Он сознает, что делает. И в то же время это состязание в коварстве между ним и Богом ведется им вне пределов собственной личности, возможно, и вне пределов души. Сам он стоит в стороне и следит за тем, как он и Бог кружат друг против друга. И время тоже встало и смотрит. Время замерло, все замерло в ожидании падения.
Мне нет больше места в моей душе, думает он. Он берет шляпу и покидает дом. Шляпа ему незнакома, да и обуви на своих ногах он тоже не узнает. Собственно, не узнает и себя самого. Попадись ему сейчас зеркало, он не удивился бы, обнаружив в нем размытые черты слепо всматривающегося в него чужого лица.

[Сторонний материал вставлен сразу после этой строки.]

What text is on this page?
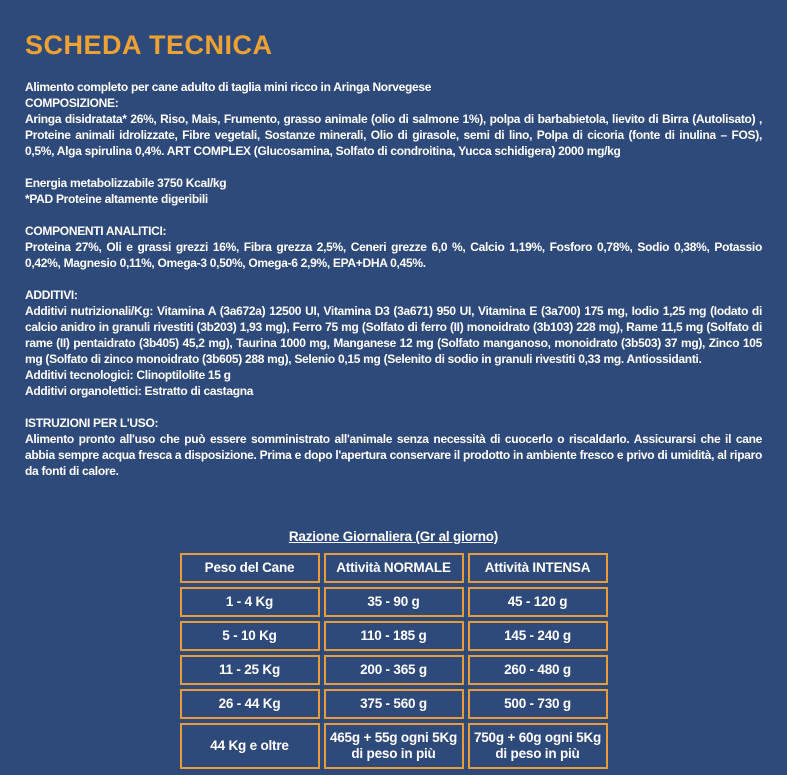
SCHEDA TECNICA

Alimento completo per cane adulto di taglia mini ricco in Aringa Norvegese

COMPOSIZIONE:

Aringa disidratata* 26%, Riso, Mais, Frumento, grasso animale (olio di salmone 1%), polpa di barbabietola, lievito di Birra (Autolisato) , Proteine animali idrolizzate, Fibre vegetali, Sostanze minerali, Olio di girasole, semi di lino, Polpa di cicoria (fonte di inulina – FOS), 0,5%, Alga spirulina 0,4%. ART COMPLEX (Glucosamina, Solfato di condroitina, Yucca schidigera) 2000 mg/kg

Energia metabolizzabile 3750 Kcal/kg

*PAD Proteine altamente digeribili

COMPONENTI ANALITICI:

Proteina 27%, Oli e grassi grezzi 16%, Fibra grezza 2,5%, Ceneri grezze 6,0 %, Calcio 1,19%, Fosforo 0,78%, Sodio 0,38%, Potassio 0,42%, Magnesio 0,11%, Omega-3 0,50%, Omega-6 2,9%, EPA+DHA 0,45%.

ADDITIVI:

Additivi nutrizionali/Kg: Vitamina A (3a672a) 12500 UI, Vitamina D3 (3a671) 950 UI, Vitamina E (3a700) 175 mg, Iodio 1,25 mg (Iodato di calcio anidro in granuli rivestiti (3b203) 1,93 mg), Ferro 75 mg (Solfato di ferro (II) monoidrato (3b103) 228 mg), Rame 11,5 mg (Solfato di rame (II) pentaidrato (3b405) 45,2 mg), Taurina 1000 mg, Manganese 12 mg (Solfato manganoso, monoidrato (3b503) 37 mg), Zinco 105 mg (Solfato di zinco monoidrato (3b605) 288 mg), Selenio 0,15 mg (Selenito di sodio in granuli rivestiti 0,33 mg. Antiossidanti.

Additivi tecnologici: Clinoptilolite 15 g

Additivi organolettici: Estratto di castagna

ISTRUZIONI PER L'USO:

Alimento pronto all'uso che può essere somministrato all'animale senza necessità di cuocerlo o riscaldarlo. Assicurarsi che il cane abbia sempre acqua fresca a disposizione. Prima e dopo l'apertura conservare il prodotto in ambiente fresco e privo di umidità, al riparo da fonti di calore.

Razione Giornaliera (Gr al giorno)

Peso del Cane	Attività NORMALE	Attività INTENSA
1 - 4 Kg	35 - 90 g	45 - 120 g
5 - 10 Kg	110 - 185 g	145 - 240 g
11 - 25 Kg	200 - 365 g	260 - 480 g
26 - 44 Kg	375 - 560 g	500 - 730 g
44 Kg e oltre	465g + 55g ogni 5Kg di peso in più	750g + 60g ogni 5Kg di peso in più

Он предал всех и более полного предательства вообразить не может. Если ему когда–либо хотелось узнать, чем отдает на вкус предательство — уксусом или желчью, — сейчас для этого самое время.
Но никакого вкуса во рту он не чувствует, как не чувствует и тяжести на сердце. Сказать по правде, в сердце его — полная пустота. Этого он не предвидел. Да и как бы мог он предвидеть? Не мука, тупое отсутствие муки. Так вот солдат, простреленный на поле боя — истекающий кровью, видящий кровь, но боли не чувствующий, — гадает: может быть, я уже умер?
Цена, которую пришлось заплатить, кажется ему непомерной. “Ему платят кучу денег за его книги”, — повторила девочка слова другого ребенка, мертвого. Оба они не сказали главного, того, что взамен ему приходится отдавать свою душу.
И наконец он чувствует вкус. Пожалуй, все–таки желчь.
От переводчика: Павел Александрович Исаев скончался в 1900 г. в возрасте пятидесяти четырех лет.